Hacker News new | ask | show | jobs
by inverba 3960 days ago
> I am convinced (although I do not yet have enough data to prove it) ... If anyone had any actual evidence that might support this conclusion, I would be grateful.

This is the opposite of how useful research and/or data science works. Data should be taken as is and then learned from. It certainly should not be gathered in an effort to directly prove a conclusion that you are already "convinced" of.

It's very disheartening to see this as a comment on a data science article on hacker news... unless you're being sarcastic/ironic? This has to be sarcastic/ironic, right? Right? :(

3 comments

On the other hand, here we get special insight into the attitude/understanding of statistics common in university psychology programs, and hence a particularly damning look into the field itself. This is how the research works; you come up with a 'just so' gut feeling, and you look and look and look until invariably you come up with /some/ evidence for it and then publish.
> This is the opposite of how useful research and/or data science works. Data should be taken as is and then learned from. It certainly should not be gathered in an effort to directly prove a conclusion that you are already "convinced" of.

Get down off the pulpit. If the data said the opposite, I would instantly change my worldview.

But you are correct, in that my wording or attitude was incorrect. I should have said "I suspect" instead of "I am convinced" and instead of "might support this conclusion" I should have said "might support or refute this hypothesis".
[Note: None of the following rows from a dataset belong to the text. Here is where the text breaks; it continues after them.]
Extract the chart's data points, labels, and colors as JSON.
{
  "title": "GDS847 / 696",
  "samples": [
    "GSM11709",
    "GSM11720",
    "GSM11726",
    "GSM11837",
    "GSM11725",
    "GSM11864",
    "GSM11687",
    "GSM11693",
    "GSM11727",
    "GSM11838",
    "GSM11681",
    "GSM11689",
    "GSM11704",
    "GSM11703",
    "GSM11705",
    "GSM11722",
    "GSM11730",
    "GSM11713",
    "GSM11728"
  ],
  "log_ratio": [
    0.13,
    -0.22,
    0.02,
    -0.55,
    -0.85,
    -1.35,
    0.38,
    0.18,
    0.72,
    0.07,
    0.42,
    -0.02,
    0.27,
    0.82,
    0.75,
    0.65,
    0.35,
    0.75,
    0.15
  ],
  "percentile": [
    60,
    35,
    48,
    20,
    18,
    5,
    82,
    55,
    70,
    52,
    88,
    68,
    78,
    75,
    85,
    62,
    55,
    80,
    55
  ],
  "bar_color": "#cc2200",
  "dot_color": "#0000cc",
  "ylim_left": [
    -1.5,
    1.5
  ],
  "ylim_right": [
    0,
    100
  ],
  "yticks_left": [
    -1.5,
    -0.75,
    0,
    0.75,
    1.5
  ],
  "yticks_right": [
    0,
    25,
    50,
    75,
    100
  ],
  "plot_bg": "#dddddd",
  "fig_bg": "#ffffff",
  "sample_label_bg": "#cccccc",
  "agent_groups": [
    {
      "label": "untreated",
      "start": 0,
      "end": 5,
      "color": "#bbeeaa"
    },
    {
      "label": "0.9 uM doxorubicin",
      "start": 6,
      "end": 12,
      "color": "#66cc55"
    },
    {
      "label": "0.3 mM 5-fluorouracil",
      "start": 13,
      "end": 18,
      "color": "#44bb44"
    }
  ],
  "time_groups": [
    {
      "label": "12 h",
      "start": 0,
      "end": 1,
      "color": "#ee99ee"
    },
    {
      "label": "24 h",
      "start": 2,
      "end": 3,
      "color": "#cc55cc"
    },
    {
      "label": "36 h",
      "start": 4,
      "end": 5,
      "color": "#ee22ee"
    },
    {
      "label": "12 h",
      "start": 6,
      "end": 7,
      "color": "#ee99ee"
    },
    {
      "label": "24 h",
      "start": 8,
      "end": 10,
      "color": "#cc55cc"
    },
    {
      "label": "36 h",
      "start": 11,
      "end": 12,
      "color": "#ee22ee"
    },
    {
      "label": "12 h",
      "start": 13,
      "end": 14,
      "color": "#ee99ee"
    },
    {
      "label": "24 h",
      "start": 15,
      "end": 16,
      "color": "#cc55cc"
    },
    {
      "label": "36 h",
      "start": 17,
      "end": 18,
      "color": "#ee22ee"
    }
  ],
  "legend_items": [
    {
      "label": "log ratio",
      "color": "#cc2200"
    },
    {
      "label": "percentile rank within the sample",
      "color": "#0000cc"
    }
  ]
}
Which is to say, don't scientists at least have a hypothesis in mind before they collect data related to it? Otherwise, why would you be testing at all, and for what exactly? You can't just take millions of data points, put them into a blender and get proven theories out of it!

Anyway, that's what I'd have at this point, a hypothesis. I should have used that wording, my bad.

And something that you suspect (or even of which you are convinced) but can't prove is a decent starting place for trying to find the data to prove or refute it.
Evidence doesn't fall from the sky. People create a hypothesis and they seek evidence to test it. Also, your snark is useless.
That's not really true -- there are multiple ways of approaching this.

One camp says "collect any data that might be relevant, and then begin looking at the data to try to figure out what the hypotheses should be"

The other camp says "formulate a hypothesis, and then find the data you need to test that hypothesis".

The problem with the latter approach in the social sciences -- or any setting with lots of unknown latent variables -- is that it's often possible to find some data set for which a given hypothesis holds with p < 0.05. So whenever there are a lot of latent variables, it makes a lot more sense to construct a high quality data set first, and then start hypothesis testing.

The problem with the former approach is that you really need to know "this set of data is probably really interesting / representative for an entire range of hypotheses about topic X", but that's often not clear from the outset. And it's often the case that for any particular hypothesis, there are lots of other data sets you might know could also be relevant.

In any case, whenever there are lots of unknown latent variables, cherry-picking data sets that confirm your hypothesis is a really good way to lead yourself astray.

My solution is to just avoid working in fields with lots of latent variables, but that has limitations was well :-)